Vitamina D e malattie respiratorie infettive

Vitamina D e malattie respiratorie infettive
22/07/2025
Woman breathing peacefully in a city

Dall'inizio della pandemia causata dal Covid 19, è emersa l'evidenza che livelli ematici inadeguati di vitamina D sono correlati a un aumento del rischio di sviluppare un'infezione da Covid 19, oltre che alla gravità dei sintomi osservati. Il rischio di sviluppare una forma più grave di Covid 19 è 8 volte maggiore nei pazienti con carenza di vitamina D rispetto a quelli con livelli adeguati.

La vitamina D è riconosciuta per svolgere due azioni principali: una funzione immunomodulatrice e un’azione antinfiammatoria.

Da un lato, contribuisce a rafforzare le difese immunitarie contro le infezioni virali stimolando l’attività delle cellule immunocompetenti, riducendo al tempo stesso la capacità dei virus di sopravvivere e replicarsi.
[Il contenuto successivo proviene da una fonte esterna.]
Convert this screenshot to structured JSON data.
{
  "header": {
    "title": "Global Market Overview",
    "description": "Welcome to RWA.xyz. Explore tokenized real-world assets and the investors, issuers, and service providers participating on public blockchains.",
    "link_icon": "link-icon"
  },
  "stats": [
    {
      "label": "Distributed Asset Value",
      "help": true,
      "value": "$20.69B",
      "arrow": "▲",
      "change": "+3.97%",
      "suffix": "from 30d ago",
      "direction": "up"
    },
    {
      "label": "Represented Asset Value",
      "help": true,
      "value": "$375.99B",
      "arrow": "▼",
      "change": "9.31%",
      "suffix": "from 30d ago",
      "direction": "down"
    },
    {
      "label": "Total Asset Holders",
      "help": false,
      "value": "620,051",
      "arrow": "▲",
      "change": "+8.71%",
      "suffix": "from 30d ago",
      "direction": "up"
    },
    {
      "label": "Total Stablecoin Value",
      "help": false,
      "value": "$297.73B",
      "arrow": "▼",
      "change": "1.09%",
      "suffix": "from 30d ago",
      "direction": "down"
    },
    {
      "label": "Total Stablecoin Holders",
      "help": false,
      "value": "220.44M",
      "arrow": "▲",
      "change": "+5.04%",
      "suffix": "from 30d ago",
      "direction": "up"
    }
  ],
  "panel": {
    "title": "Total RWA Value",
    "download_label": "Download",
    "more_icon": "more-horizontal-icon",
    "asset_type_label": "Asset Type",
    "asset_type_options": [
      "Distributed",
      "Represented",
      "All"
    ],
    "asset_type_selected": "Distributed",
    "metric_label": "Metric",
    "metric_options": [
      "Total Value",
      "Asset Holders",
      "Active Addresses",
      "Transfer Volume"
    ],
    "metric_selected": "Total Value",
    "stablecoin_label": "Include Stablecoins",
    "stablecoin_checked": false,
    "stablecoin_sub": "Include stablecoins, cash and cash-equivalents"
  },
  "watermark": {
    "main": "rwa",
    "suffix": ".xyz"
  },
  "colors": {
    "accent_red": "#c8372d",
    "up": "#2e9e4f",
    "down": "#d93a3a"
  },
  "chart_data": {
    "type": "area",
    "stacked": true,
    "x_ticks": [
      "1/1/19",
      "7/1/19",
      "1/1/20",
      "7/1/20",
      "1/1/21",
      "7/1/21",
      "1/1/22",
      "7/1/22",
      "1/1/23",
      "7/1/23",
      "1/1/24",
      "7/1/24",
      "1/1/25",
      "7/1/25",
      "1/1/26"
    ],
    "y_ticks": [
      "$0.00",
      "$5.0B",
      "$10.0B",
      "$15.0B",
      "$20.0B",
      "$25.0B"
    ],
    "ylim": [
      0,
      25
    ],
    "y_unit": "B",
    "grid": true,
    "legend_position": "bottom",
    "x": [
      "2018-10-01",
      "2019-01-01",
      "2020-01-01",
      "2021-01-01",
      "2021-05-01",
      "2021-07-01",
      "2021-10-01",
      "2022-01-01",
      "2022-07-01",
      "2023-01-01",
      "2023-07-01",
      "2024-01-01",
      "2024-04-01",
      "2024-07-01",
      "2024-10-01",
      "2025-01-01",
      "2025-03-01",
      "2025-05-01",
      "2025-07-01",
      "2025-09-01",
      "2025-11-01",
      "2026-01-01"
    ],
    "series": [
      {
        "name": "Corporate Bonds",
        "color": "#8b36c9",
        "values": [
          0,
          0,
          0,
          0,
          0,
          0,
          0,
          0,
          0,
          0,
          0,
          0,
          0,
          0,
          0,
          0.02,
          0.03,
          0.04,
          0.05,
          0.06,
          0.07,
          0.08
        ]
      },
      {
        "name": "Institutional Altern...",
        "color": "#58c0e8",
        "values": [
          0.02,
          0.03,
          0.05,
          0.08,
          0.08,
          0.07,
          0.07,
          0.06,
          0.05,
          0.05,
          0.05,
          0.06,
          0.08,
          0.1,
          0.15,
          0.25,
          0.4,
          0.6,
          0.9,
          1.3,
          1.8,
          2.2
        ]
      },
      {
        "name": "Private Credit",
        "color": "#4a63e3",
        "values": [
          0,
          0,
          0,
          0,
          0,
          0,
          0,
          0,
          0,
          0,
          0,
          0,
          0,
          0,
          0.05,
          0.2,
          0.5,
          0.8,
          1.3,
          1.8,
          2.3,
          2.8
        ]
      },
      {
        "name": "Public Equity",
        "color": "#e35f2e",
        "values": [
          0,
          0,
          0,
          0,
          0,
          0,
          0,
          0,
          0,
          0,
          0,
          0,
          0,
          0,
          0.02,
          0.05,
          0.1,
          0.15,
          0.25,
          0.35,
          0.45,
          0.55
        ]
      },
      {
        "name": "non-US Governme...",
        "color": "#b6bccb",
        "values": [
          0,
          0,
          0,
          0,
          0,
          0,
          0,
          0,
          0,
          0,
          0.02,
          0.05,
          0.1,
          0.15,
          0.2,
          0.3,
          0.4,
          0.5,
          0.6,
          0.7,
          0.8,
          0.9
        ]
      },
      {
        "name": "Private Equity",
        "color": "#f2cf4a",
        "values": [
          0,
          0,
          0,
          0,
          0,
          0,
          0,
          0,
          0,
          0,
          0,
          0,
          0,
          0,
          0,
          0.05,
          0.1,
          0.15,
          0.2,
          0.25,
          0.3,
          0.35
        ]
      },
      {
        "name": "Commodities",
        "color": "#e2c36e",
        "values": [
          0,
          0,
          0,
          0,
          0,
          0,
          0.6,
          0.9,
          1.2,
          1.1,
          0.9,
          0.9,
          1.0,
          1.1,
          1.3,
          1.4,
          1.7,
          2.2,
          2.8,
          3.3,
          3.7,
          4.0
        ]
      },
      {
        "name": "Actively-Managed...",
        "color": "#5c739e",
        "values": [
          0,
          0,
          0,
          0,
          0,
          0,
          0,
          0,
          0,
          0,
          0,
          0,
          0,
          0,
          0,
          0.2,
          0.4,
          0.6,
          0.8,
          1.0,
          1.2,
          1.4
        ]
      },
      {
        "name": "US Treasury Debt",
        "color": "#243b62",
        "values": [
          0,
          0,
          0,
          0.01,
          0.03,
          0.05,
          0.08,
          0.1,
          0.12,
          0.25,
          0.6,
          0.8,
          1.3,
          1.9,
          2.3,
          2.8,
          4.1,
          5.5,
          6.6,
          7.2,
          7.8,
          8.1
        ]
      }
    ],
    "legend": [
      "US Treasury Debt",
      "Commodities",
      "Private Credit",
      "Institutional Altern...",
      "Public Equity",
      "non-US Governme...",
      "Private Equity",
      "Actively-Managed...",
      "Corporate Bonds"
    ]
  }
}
Dall’altro, aiuta a contenere i processi infiammatori, favorendo un migliore controllo della cosiddetta ‘tempesta citochinica’, tipica delle fasi più gravi delle malattie respiratorie

L’apporto giornaliero di vitamina D raccomandato varia in base all’età e all’esposizione solare. Nei Paesi europei a clima temperato si consiglia in genere un’assunzione di 600 UI/die per gli adulti fino a 64 anni e di 800 UI/die dai 65 anni in su, quando il fabbisogno aumenta. Nei Paesi nordici, come la Norvegia, dove la luce solare è più limitata, le dosi consigliate arrivano a 800–1000 UI/die. La Società Americana di Endocrinologia suggerisce in alcuni casi quantità anche più elevate, fino a 1500–2000 UI/die negli adulti, soprattutto in condizioni di ridotta esposizione solare o aumentato fabbisogno.

Ci sono diverse fonti di vitamina D

  • La luce solare, attraverso l'azione dei raggi UVB sulla pelle, è la principale fonte di vitamina D nell'organismo.
  • Fonti vegetali: noci, semi, oli, germe di grano, funghi (shiitake).
  • Fonti animali: latte intero, tuorli d'uovo, burro, formaggio, pesce marino grasso (salmone, tonno, aringhe, sardine).

Tuttavia, l'apporto dietetico di vitamina D fornisce solo il 20% del fabbisogno normale: per raggiungere 200 UI, cioè la metà o un terzo di questo fabbisogno a seconda dell'individuo, bisognerebbe consumare ogni giorno 1 bicchiere di latte intero + 1 yogurt + 50 g di formaggio + 20 g di burro. Per questo motivo, è necessario potenziare l'assunzione attraverso un'integrazione adeguata.

Attività all'aria aperta!

L’attività fisica svolta all’aria aperta stimola la sintesi di vitamina D nella pelle grazie all’esposizione ai raggi solari. Quando però l'esposizione solare non è sufficiente, è fondamentale garantire un adeguato apporto attraverso l’alimentazione e con un’integrazione mirata. Ne possono beneficiare in particolare gli anziani, le persone in sovrappeso, chi soffre di disturbi cardio-respiratori, così come i soggetti più fragili, stanchi o sottoposti a stress. Tra le fonti alimentari più ricche di vitamina D spicca l’olio di fegato di merluzzo, tradizionalmente utilizzato proprio per il suo elevato contenuto di questa vitamina.